Musical ideas have prepared themselves within me—God knows why—and a song appears in the twinkling of an eye when I come across a poem more or less corresponding to the subject of the imaginary song…. If I find no poem matching the subject that exists in my imaginary mind, however, then the creative urge has to be re-channeled to the setting of some other poem which I think lends itself to music. It goes slowly, though. I resort to artifice.

The best of Strauss’ songs are imbued with a soaring lyricism, a textural and harmonic richness, and a sensitivity to the text that place them among the most beautiful and enduring works of their type, the culmination of the most intimate musical genre of the legacy of Schubert, Schumann and Brahms.

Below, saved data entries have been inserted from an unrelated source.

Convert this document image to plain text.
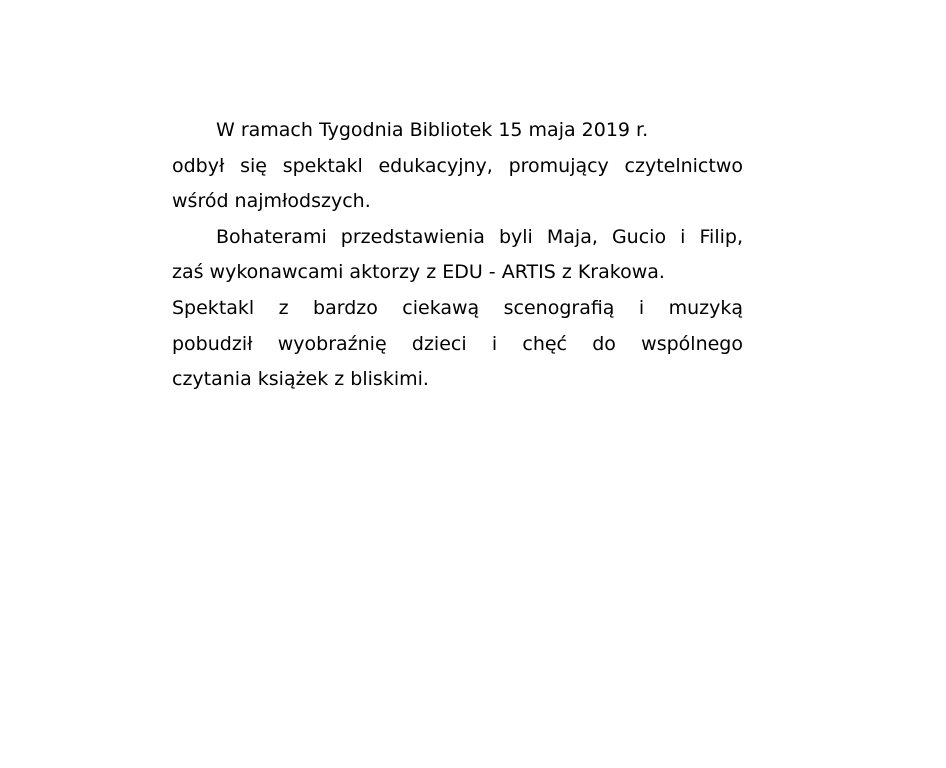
W ramach Tygodnia Bibliotek 15 maja 2019 r.
odbył się spektakl edukacyjny, promujący czytelnictwo
wśród najmłodszych.
Bohaterami przedstawienia byli Maja, Gucio i Filip,
zaś wykonawcami aktorzy z EDU - ARTIS z Krakowa.
Spektakl z bardzo ciekawą scenografią i muzyką
pobudził wyobraźnię dzieci i chęć do wspólnego
czytania książek z bliskimi.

The poet and publisher Karl Friedrich Henckell (1864–1929) became known for espousing socialist causes as well as for such tender verses as Liebeshymnus (“Hymn of Love”), of which Strauss made a rapturous setting to include in his Op. 32 songs of 1896.

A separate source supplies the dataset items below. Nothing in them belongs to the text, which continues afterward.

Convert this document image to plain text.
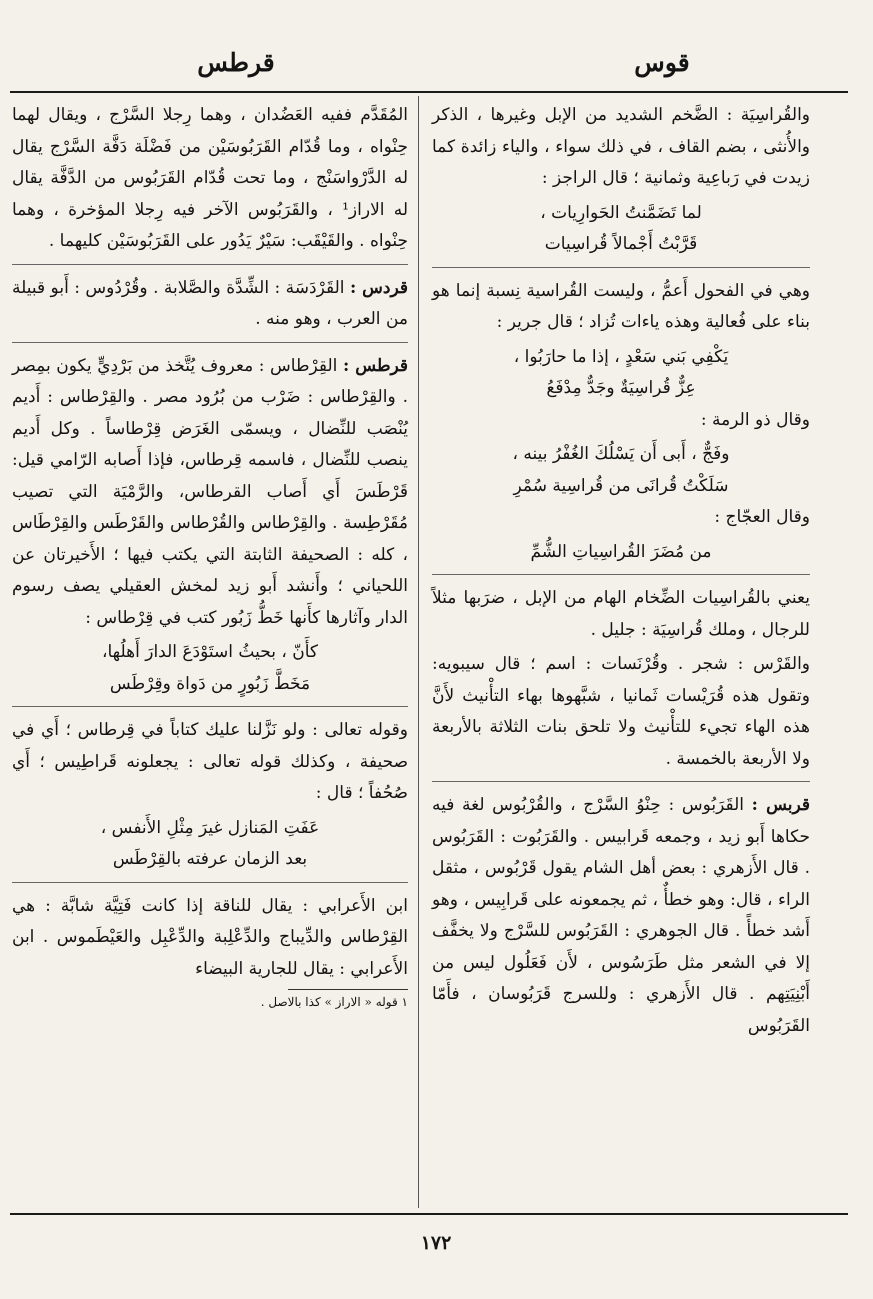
قوس
قرطس

والقُراسِيَة : الضَّخم الشديد من الإبل وغيرها ، الذكر والأُنثى ، بضم القاف ، في ذلك سواء ، والياء زائدة كما زيدت في رَباعِية وثمانية ؛ قال الراجز :

لما تَضَمَّنتُ الحَوارِيات ،

قَرَّبْتُ أَجْمالاً قُراسِيات

وهي في الفحول أَعمُّ ، وليست القُراسية نِسبة إنما هو بناء على فُعالية وهذه ياءات تُزاد ؛ قال جرير :

يَكْفِي بَني سَعْدٍ ، إذا ما حارَبُوا ،

عِزٌّ قُراسِيَةٌ وجَدٌّ مِدْفَعُ

وقال ذو الرمة :

وفَجٌّ ، أَبى أَن يَسْلُكَ الغُفْرُ بينه ،

سَلَكْتُ قُرانَى من قُراسِية سُمْرِ

وقال العجّاج :

من مُضَرَ القُراسِياتِ الشُّمِّ

يعني بالقُراسِيات الضِّخام الهام من الإبل ، ضرَبها مثلاً للرجال ، وملك قُراسِيَة : جليل .

والقَرْس : شجر . وقُرْنَسات : اسم ؛ قال سيبويه: وتقول هذه قُرَيْسات ثَمانيا ، شبَّهوها بهاء التأْنيث لأَنَّ هذه الهاء تجيء للتأْنيث ولا تلحق بنات الثلاثة بالأربعة ولا الأربعة بالخمسة .

قربس : القَرَبُوس : حِنْوُ السَّرْج ، والقُرْبُوس لغة فيه حكاها أَبو زيد ، وجمعه قَرابيس . والقَرَبُوت : القَرَبُوس . قال الأَزهري : بعض أهل الشام يقول قَرْبُوس ، مثقل الراء ، قال: وهو خطأٌ ، ثم يجمعونه على قَرابِيس ، وهو أَشد خطأً . قال الجوهري : القَرَبُوس للسَّرْج ولا يخفَّف إلا في الشعر مثل طَرَسُوس ، لأَن فَعَلُول ليس من أَبْنِيَتِهم . قال الأَزهري : وللسرج قَرَبُوسان ، فأَمّا القَرَبُوس

المُقَدَّم ففيه العَضُدان ، وهما رِجلا السَّرْج ، ويقال لهما حِنْواه ، وما قُدّام القَرَبُوسَيْن من فَضْلَة دَفَّة السَّرْج يقال له الدَّرْواسَنْج ، وما تحت قُدّام القَرَبُوس من الدَّفَّة يقال له الاراز¹ ، والقَرَبُوس الآخر فيه رِجلا المؤخرة ، وهما حِنْواه . والقَيْقَب: سَيْرٌ يَدُور على القَرَبُوسَيْن كليهما .

قردس : القَرْدَسَة : الشِّدَّة والصَّلابة . وقُرْدُوس : أَبو قبيلة من العرب ، وهو منه .

قرطس : القِرْطاس : معروف يُتَّخذ من بَرْدِيٍّ يكون بمِصر . والقِرْطاس : ضَرْب من بُرُود مصر . والقِرْطاس : أَديم يُنْصَب للنِّضال ، ويسمّى الغَرَض قِرْطاساً . وكل أَديم ينصب للنِّضال ، فاسمه قِرطاس، فإذا أَصابه الرّامي قيل: قَرْطَسَ أَي أَصاب القرطاس، والرَّمْيَة التي تصيب مُقَرْطِسة . والقِرْطاس والقُرْطاس والقَرْطَس والقِرْطَاس ، كله : الصحيفة الثابتة التي يكتب فيها ؛ الأَخيرتان عن اللحياني ؛ وأَنشد أَبو زيد لمخش العقيلي يصف رسوم الدار وآثارها كأَنها خَطُّ زَبُور كتب في قِرْطاس :

كأَنّ ، بحيثُ استَوْدَعَ الدارَ أَهلُها،

مَخَطَّ زَبُورٍ من دَواة وقِرْطَس

وقوله تعالى : ولو نَزَّلنا عليك كتاباً في قِرطاس ؛ أَي في صحيفة ، وكذلك قوله تعالى : يجعلونه قَراطِيس ؛ أَي صُحُفاً ؛ قال :

عَفَتِ المَنازل غيرَ مِثْلِ الأَنفس ،

بعد الزمان عرفته بالقِرْطَس

ابن الأَعرابي : يقال للناقة إذا كانت فَتِيَّة شابَّة : هي القِرْطاس والدِّيباج والدِّعْلِبة والدِّعْبِل والعَيْطَموس . ابن الأَعرابي : يقال للجارية البيضاء

١ قوله « الاراز » كذا بالاصل .

١٧٢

John Henry Mackay (1864–1933) was born In Scotland but spent most of his life in Germany, where he gained notoriety for his anarchistic writings and his support of what was then known as “homosexual emancipation.” He also wrote passionate lyrical poetry, and in 1894 Strauss included two of his verses (Morgen and Aufforderung) in the set of four songs (Op. 27) he wrote as a wedding gift for his bride, the gifted soprano Pauline de Ahna. Also included in the Op. 27 set was a setting of Cäcilie by the German poet, drama critic and literary journal publisher Heinrich Hart (1855–1906).